Соуши сказал это Майе. Соуши намекал, а теперь сознание намекает, подставляя вместо женского лица мужское, бледное, острое, с блондинистыми волосами, спадающими на лоб. Рот растягивается в вызывающей улыбке — и у того Сан Чхоля, что в его воображении, и у сидящего в противоположной стороне клуба.
Никто не заставляет их целоваться. Парень с парнем — какие глупости.
Соуши отворачивается, прикрывая глаза. Музыка слышится будто через стену, а под веками ползают красные круги. Тянет улыбаться и одаривать людей игривыми взглядами и намёками, совсем немного — танцевать на столе, как раньше.
Ему нравится.
Что именно — он боится думать.
~
Проблема в тебе, во мне, мы неправильные, мы ошибочные — от костей, крови и до голоса.
Лето. Ночной свежий воздух охлаждает. И звуки засыпающего города… не слышно.
Он готов поклясться, что в голове шумит целый оркестр нецензурных выражений и криков ужаса разной тональности, когда из дверей неровной походкой выходит Сан Чхоль. Соуши слышит мелодию отчётливо. С ума сошёл? Что дальше, райские врата откроются, и их заберут с собой безликие ангелы?
Никаких ангелов. Лишь дьявол, направляющийся к нему с уверенным взглядом. О, с такими глазами — голубыми, прищуренными, приковывающими внимание — можно жечь королевства, мой король… Соуши тяжело вздыхает — мысли пляшут на шабаше, а тянуть их обратно нет сил.
Наверное, Соуши всё-таки сошёл с ума.
Если нет, то сойдёт.
Если не сойдёт, то сведёт кого-нибудь.
Сан Чхоль, похоже, поставил себе целью и то, и другое, но до сих пор держится на грани безумства. А столкнуть кого-то в яму — ну, разве ново? Ублюдки знают сотни способов свести к греху. И бросить в одиночестве.
«Никакого одиночества, — громогласно звенит в голове, когда между ними остаётся два шага, — не у тех, кто вокруг. Лишь в нём одном».
Сан Чхоль хватает его за плечи и впивается зубами в обветренные губы, зарывается пальцами в волосы, давит на затылок, притягивая ближе, и ничего не остаётся, ни лета, ни ночи, ни оркестра, есть бешено бьющееся сердце, будто вот-вот лопнет, запах сигарет, привкус вина и ядовитый жар, перебирающийся из тела Сан Чхоля в тело Соуши. Ни пошевелиться, ни вдохнуть.

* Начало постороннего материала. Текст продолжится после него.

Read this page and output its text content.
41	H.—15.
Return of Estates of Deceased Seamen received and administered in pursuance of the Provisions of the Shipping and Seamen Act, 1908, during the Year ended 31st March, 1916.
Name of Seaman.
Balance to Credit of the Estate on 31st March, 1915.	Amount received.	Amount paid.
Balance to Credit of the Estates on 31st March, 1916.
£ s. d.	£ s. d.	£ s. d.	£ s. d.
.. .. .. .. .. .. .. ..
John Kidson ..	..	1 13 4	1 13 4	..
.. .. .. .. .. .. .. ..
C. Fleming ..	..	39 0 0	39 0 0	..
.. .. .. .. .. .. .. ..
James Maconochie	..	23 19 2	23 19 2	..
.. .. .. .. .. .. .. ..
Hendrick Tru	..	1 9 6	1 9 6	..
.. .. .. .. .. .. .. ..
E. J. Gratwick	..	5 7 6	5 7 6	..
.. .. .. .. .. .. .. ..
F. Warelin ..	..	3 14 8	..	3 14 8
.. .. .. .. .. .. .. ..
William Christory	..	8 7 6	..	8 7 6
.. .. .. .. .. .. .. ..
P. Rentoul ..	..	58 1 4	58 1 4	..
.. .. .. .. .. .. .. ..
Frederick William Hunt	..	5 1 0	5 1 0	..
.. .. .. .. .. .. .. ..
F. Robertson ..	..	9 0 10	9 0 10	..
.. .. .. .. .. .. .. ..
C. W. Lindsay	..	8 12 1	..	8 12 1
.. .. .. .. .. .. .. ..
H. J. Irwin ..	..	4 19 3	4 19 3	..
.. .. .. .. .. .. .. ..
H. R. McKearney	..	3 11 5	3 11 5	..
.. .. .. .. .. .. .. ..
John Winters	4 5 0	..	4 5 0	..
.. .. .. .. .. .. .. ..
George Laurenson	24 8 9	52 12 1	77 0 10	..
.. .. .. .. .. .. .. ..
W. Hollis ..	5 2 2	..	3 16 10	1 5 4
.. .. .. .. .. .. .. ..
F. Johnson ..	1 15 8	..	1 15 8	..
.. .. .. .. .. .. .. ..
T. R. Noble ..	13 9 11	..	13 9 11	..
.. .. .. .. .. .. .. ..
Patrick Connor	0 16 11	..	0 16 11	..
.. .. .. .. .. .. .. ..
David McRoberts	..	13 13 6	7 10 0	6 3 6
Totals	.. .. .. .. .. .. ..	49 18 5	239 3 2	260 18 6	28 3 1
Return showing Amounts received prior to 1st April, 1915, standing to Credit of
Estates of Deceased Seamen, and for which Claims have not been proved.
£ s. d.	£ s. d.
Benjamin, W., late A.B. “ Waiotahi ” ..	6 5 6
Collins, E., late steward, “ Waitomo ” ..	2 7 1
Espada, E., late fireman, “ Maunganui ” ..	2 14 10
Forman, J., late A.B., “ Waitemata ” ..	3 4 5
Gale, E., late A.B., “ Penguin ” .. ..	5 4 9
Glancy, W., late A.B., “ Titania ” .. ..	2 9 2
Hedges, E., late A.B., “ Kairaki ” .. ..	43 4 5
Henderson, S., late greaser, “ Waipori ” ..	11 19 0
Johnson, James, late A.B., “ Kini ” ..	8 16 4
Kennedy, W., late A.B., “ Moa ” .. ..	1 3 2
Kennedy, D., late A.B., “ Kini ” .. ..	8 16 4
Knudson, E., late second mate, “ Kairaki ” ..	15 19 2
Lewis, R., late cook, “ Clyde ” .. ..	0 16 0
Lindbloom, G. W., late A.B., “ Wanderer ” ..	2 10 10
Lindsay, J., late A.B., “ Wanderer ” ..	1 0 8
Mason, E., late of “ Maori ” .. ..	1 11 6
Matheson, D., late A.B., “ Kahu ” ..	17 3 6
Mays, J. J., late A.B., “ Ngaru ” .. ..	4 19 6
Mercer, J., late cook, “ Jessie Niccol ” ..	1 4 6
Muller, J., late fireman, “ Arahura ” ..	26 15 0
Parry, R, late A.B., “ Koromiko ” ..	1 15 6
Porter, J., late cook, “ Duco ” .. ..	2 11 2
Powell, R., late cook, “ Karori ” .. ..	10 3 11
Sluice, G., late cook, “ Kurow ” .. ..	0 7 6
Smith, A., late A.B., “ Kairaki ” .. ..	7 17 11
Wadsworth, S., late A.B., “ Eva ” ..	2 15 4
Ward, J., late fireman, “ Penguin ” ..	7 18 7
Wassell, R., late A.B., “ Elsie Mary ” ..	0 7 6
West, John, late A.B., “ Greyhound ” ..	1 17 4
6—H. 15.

Он жмурится, сжимая кулаки.
Мир дрожит, будто в него бьют, как в гонг.
— Ты пахнешь дымом.
Голос у Сан Чхоля низкий и хриплый, словно у старика. Соуши не сразу понимает, что тот отодвинулся — тепло тела не исчезает, оставаясь на коже бьющими током искорками.
Сан Чхоль задирает подбородок и облизывает губы, прикрывая глаза в блаженстве — не иначе.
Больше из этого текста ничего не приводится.